Russia will now help Myanmar go nuclear. Just a reactor, just for electricity, mind you.
To anyone who has strolled the streets of Yangon, Myanmar’s capital, and spotted the grim-looking government building devoted to atomic energy, this seems a most unlikely turn of events. But on Tuesday May 15th Russia announced that it would help the south-east Asian country’s ruling junta to set up a nuclear research reactor. Myanmar—once called Burma—had reportedly tried to strike a similar deal with Russia before, but the plan stalled over payment. Now Myanmar, flush with an annual trade surplus (the country is well endowed with natural resources, like oil), says it will pay cash, and Russia has accepted.

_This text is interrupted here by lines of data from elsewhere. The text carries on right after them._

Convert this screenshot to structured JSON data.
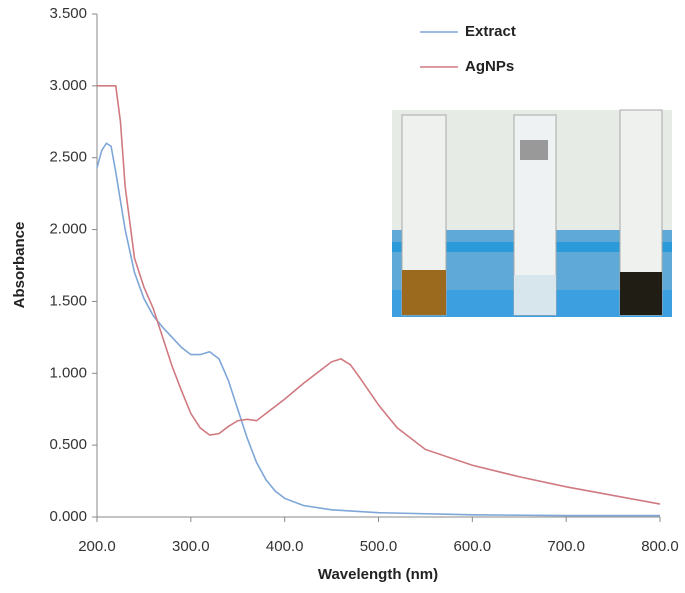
{
  "chart_data": {
    "type": "line",
    "x_label": "Wavelength (nm)",
    "y_label": "Absorbance",
    "xlim": [
      200,
      800
    ],
    "ylim": [
      0,
      3.5
    ],
    "xticks": [
      {
        "value": 200,
        "label": "200.0"
      },
      {
        "value": 300,
        "label": "300.0"
      },
      {
        "value": 400,
        "label": "400.0"
      },
      {
        "value": 500,
        "label": "500.0"
      },
      {
        "value": 600,
        "label": "600.0"
      },
      {
        "value": 700,
        "label": "700.0"
      },
      {
        "value": 800,
        "label": "800.0"
      }
    ],
    "yticks": [
      {
        "value": 0,
        "label": "0.000"
      },
      {
        "value": 0.5,
        "label": "0.500"
      },
      {
        "value": 1,
        "label": "1.000"
      },
      {
        "value": 1.5,
        "label": "1.500"
      },
      {
        "value": 2,
        "label": "2.000"
      },
      {
        "value": 2.5,
        "label": "2.500"
      },
      {
        "value": 3,
        "label": "3.000"
      },
      {
        "value": 3.5,
        "label": "3.500"
      }
    ],
    "legend": "upper right",
    "series": [
      {
        "name": "Extract",
        "color": "#7ea6d8",
        "x": [
          200,
          205,
          210,
          215,
          220,
          230,
          240,
          250,
          260,
          270,
          280,
          290,
          300,
          310,
          320,
          330,
          340,
          350,
          360,
          370,
          380,
          390,
          400,
          420,
          450,
          500,
          600,
          700,
          800
        ],
        "values": [
          2.43,
          2.55,
          2.6,
          2.58,
          2.4,
          2.0,
          1.7,
          1.52,
          1.4,
          1.32,
          1.25,
          1.18,
          1.13,
          1.13,
          1.15,
          1.1,
          0.95,
          0.75,
          0.55,
          0.38,
          0.26,
          0.18,
          0.13,
          0.08,
          0.05,
          0.03,
          0.015,
          0.01,
          0.01
        ]
      },
      {
        "name": "AgNPs",
        "color": "#d07a80",
        "x": [
          200,
          210,
          220,
          225,
          230,
          240,
          250,
          260,
          270,
          280,
          290,
          300,
          310,
          320,
          330,
          340,
          350,
          360,
          370,
          380,
          400,
          420,
          440,
          450,
          460,
          470,
          480,
          500,
          520,
          550,
          600,
          650,
          700,
          750,
          800
        ],
        "values": [
          3.0,
          3.0,
          3.0,
          2.75,
          2.3,
          1.8,
          1.6,
          1.45,
          1.25,
          1.05,
          0.88,
          0.72,
          0.62,
          0.57,
          0.58,
          0.63,
          0.67,
          0.68,
          0.67,
          0.72,
          0.82,
          0.93,
          1.03,
          1.08,
          1.1,
          1.06,
          0.97,
          0.78,
          0.62,
          0.47,
          0.36,
          0.28,
          0.21,
          0.15,
          0.09
        ]
      }
    ]
  }
}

On the cards is only a small-scale research programme, which Myanmar says will be used to generate power, presumably to keep the flickering lights on in Yangon. The plan is to build a 10 megawatt nuclear reactor that uses low enriched uranium. The centre would, reportedly, be under the control of the International Atomic Energy Agency (IAEA), the UN’s nuclear watchdog. This is a long step from getting the means or the knowledge for building a bomb, but it is enough to spread jitters.

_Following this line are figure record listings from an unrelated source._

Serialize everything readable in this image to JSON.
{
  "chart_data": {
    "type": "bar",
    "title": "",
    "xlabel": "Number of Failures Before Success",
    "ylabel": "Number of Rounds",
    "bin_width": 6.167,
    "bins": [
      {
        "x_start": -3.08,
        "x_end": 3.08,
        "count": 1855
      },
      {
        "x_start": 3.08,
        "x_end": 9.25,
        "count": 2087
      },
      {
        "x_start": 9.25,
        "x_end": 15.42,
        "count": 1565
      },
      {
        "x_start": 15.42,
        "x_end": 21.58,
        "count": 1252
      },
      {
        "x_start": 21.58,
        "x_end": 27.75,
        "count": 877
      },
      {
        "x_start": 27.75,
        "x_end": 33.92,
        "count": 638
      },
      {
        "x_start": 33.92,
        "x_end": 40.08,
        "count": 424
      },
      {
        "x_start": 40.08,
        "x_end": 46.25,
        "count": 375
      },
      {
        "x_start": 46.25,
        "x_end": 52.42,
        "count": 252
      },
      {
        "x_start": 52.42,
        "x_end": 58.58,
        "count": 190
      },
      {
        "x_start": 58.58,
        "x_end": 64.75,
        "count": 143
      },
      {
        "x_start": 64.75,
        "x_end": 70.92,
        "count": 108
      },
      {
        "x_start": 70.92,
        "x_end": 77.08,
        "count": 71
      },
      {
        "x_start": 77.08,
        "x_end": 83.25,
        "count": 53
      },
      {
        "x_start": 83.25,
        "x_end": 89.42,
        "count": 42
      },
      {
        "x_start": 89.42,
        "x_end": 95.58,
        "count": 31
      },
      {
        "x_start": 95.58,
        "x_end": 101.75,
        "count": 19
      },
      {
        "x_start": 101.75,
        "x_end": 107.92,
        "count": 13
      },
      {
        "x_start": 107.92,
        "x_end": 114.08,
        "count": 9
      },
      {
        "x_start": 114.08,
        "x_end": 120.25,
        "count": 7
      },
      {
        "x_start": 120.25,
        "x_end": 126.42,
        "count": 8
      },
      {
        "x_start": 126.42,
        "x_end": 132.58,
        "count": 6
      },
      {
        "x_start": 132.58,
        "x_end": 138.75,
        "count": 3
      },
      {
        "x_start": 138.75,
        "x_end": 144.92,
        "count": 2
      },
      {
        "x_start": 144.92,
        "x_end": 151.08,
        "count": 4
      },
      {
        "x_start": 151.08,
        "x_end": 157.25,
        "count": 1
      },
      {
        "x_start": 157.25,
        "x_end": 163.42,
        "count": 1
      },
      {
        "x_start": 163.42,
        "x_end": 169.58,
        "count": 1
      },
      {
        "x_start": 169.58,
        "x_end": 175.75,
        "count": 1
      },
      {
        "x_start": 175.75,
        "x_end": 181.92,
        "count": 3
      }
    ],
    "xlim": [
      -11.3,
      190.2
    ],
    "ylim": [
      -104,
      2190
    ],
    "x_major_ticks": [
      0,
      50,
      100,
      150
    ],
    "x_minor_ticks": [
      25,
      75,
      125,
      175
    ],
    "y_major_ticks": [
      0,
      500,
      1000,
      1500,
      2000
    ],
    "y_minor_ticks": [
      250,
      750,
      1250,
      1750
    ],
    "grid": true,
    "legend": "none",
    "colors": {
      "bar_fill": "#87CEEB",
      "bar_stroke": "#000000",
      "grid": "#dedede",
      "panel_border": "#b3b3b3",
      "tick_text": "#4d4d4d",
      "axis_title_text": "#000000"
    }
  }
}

Myanmar is an international pariah presided over by Than Shwe. Authoritarian since 1962, it has kept Aung San Suu Kyi, a Nobel peace laureate, under house arrest, on and off, since 1989. Elections won by her party in 1990 were annulled. Repeated attempts to censure Myanmar at the UN, for its grim human-rights record and its crackdown on democracy, have been stopped only by the intervention of Russia and China.
Now Myanmar may count on a new friend, after a rapprochement with another small, repressive and peculiar Asian country, North Korea. Diplomatic relations between the two were cut when North Korean agents murdered a number of South Koreans with a bomb in Myanmar in 1983. But late in April the two finally restored ties; Mynamar is also thought to buy weapons from North Korea.
On one hand, it’s an advantage for a poor country to generate power cheaply, and not use fossil fuels. However, keeping dictators from making bombs, and staying in power with those nukes, could become a full-time job for the US, one it cannot accomplish. And, lest we criticize Russia too harshly, The Economist also reminds readers that the US decision "…to provide the technology, in the 1950s, for a nuclear reactor in Kinshasa, in Congo, (in gratitude for uranium supplied by Congo to America for use in the bombing of Hiroshima in 1945), proved to be less than sensible. Nuclear-fuel rods were stolen in the 1970s and then traded by Italian smugglers, raising fears that terrorists could get their hands on such material."
It seems no one is completely trustworthy with nukes. Fortunately, the doomsday devices have never been used in anger, and that says much more about the supposed rationality of humans.